One of the beautiful vistas on the way up the mountain.
Most people work in the two main industries: sugar-processing and rum-making. There is actually more sugarcane grown on Mauritius than on La Reunion and every island seems to have its own rum!  Another important product here is geranium essential oils. They harvest the geranium leaves every two months to distill the oil.

On our trip to the volcano, we passed through Saint-Paul, which was the capital at one time, and it is where the notorious French pirate La Buse, ne’ Olivier Le Vasseur is buried. People are still searching for the buried treasure he supposedly left and refused to tell where it was located. We stopped to view the Piton Maido, which means burned earth, and to see the view down the Mafate crater’s “valley of death” named for escaping slaves.

We passed through Saint-Gilles-les-Bains known for its luxury resorts and villas. It is the vacation area for yachtsmen, game fishermen and surfers. La Reunion is not known for its beaches. They are black sand from the volcanic rock and are infamous for sharks! At Saint-Gilles, there is a sanctuary for sea turtles where over 25,000 turtles have been reared from eggs deposited on uninhabited islets offshore. For years and even now in some areas of the world, island people have eaten sea turtles and their eggs, which has let to their endangerment.

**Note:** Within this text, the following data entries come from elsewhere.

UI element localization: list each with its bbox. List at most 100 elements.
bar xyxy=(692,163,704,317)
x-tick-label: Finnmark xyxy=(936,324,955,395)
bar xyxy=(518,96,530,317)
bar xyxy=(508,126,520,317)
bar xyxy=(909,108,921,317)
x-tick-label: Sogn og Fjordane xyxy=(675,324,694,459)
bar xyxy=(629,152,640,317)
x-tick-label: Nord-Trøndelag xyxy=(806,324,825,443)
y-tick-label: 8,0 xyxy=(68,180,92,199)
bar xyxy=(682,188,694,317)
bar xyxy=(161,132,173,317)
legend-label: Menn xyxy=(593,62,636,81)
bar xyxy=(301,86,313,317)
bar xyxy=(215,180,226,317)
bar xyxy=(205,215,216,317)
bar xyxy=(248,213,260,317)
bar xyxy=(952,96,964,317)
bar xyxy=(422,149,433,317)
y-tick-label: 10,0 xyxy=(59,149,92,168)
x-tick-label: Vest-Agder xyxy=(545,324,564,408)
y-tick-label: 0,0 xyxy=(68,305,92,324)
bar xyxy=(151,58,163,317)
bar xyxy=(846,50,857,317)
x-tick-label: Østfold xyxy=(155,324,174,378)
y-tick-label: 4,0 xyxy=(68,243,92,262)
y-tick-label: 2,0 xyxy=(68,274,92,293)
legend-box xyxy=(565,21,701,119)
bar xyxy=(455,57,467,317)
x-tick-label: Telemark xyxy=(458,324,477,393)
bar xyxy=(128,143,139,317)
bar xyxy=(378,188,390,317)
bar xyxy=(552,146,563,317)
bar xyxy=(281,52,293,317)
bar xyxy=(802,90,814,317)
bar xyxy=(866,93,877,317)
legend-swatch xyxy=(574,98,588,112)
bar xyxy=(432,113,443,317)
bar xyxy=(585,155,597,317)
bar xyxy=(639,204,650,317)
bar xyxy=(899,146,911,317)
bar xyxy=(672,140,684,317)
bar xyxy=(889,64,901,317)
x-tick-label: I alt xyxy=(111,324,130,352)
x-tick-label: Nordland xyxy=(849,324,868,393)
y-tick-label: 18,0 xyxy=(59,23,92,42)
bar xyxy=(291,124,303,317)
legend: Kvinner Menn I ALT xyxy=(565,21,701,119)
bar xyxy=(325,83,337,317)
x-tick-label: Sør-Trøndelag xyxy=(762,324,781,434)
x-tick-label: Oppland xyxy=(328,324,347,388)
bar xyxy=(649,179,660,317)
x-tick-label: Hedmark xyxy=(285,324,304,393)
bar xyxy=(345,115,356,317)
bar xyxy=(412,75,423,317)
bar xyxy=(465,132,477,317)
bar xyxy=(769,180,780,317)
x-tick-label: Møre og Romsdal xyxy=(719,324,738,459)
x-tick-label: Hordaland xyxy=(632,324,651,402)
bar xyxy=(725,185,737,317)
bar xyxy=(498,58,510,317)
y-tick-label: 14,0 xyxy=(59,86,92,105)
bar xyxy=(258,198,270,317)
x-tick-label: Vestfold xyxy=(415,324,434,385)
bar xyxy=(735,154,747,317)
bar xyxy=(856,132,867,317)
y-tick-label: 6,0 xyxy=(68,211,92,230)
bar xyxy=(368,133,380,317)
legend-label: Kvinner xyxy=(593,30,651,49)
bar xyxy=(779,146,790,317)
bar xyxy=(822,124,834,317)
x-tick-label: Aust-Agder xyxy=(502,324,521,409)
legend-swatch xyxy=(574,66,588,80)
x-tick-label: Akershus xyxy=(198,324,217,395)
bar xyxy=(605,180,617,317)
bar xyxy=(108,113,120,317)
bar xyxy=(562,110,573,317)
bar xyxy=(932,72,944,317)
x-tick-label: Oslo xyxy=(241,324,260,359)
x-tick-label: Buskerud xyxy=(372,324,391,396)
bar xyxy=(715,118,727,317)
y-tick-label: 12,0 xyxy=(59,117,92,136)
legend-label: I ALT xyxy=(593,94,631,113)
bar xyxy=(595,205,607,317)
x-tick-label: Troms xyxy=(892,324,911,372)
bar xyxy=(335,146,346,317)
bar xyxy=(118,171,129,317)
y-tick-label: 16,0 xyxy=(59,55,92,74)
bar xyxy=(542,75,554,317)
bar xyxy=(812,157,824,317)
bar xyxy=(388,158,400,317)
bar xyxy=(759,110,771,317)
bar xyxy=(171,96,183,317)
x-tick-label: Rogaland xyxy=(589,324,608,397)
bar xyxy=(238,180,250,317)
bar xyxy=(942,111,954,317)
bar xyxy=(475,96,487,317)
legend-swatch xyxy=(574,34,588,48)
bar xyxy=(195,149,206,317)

Working our way down with a number of hairpin turns, we
traveled across the volcanic fields to reach the cauldron,
Saint-Leu was the next village we passed on our way up to the top of the volcano. The view of the coast is breathtaking from the highway above. It is said that the highway is the most expensive one in the world because they had to build so many bridges over the gorges created by the three volcanoes that formed La Reunion. It was a beautiful drive.

Once we turned off the highway to wind our way up the volcano, the road became very narrow and full of hairpin curves. The bus and the cars could not pass each other on the curves. This took us through a forest that felt very much like being in the European Alps. Even the architecture looked alpine. The air was cooler and the clouds were closer.

The cauldron lies ahead here, but it is not a red hot
fire-type volcano like the others we have seen. It has been
quiet for a few months, but they expect it will go off soon.
Then we left the paved road and took a very bumpy ride across one of the cirques toward the main volcano. Cirques are inland valley basins created by the erosion of the Piton des Neiges, an extinct volcano. It looked like a lunar landscape as we crossed it. It was bleak and moor-like with basalt rock formations We stopped to view the Paine des Sables before crossing the stony track that ended at the Pas de Bellecombe. We were then at 7,710 feet of altitude. Unfortunately, the volcano was quiet so we could not see any smoke or fire. It had blown in September and since it usually only goes off once a year, it may be a while before it goes again.

Here at the restaurant we felt like we were in the French Alps.
On our way back down to the port, we stopped for a traditional lunch. And our driver accommodated us by stopping at a roadside stand where we all bought fresh fruits and vegetables. These are the items we run out of early into a passage. Everyone wanted salad! He also stopped at a boulangerie where baguettes and pastries were purchased. We were all happy sailors at that point!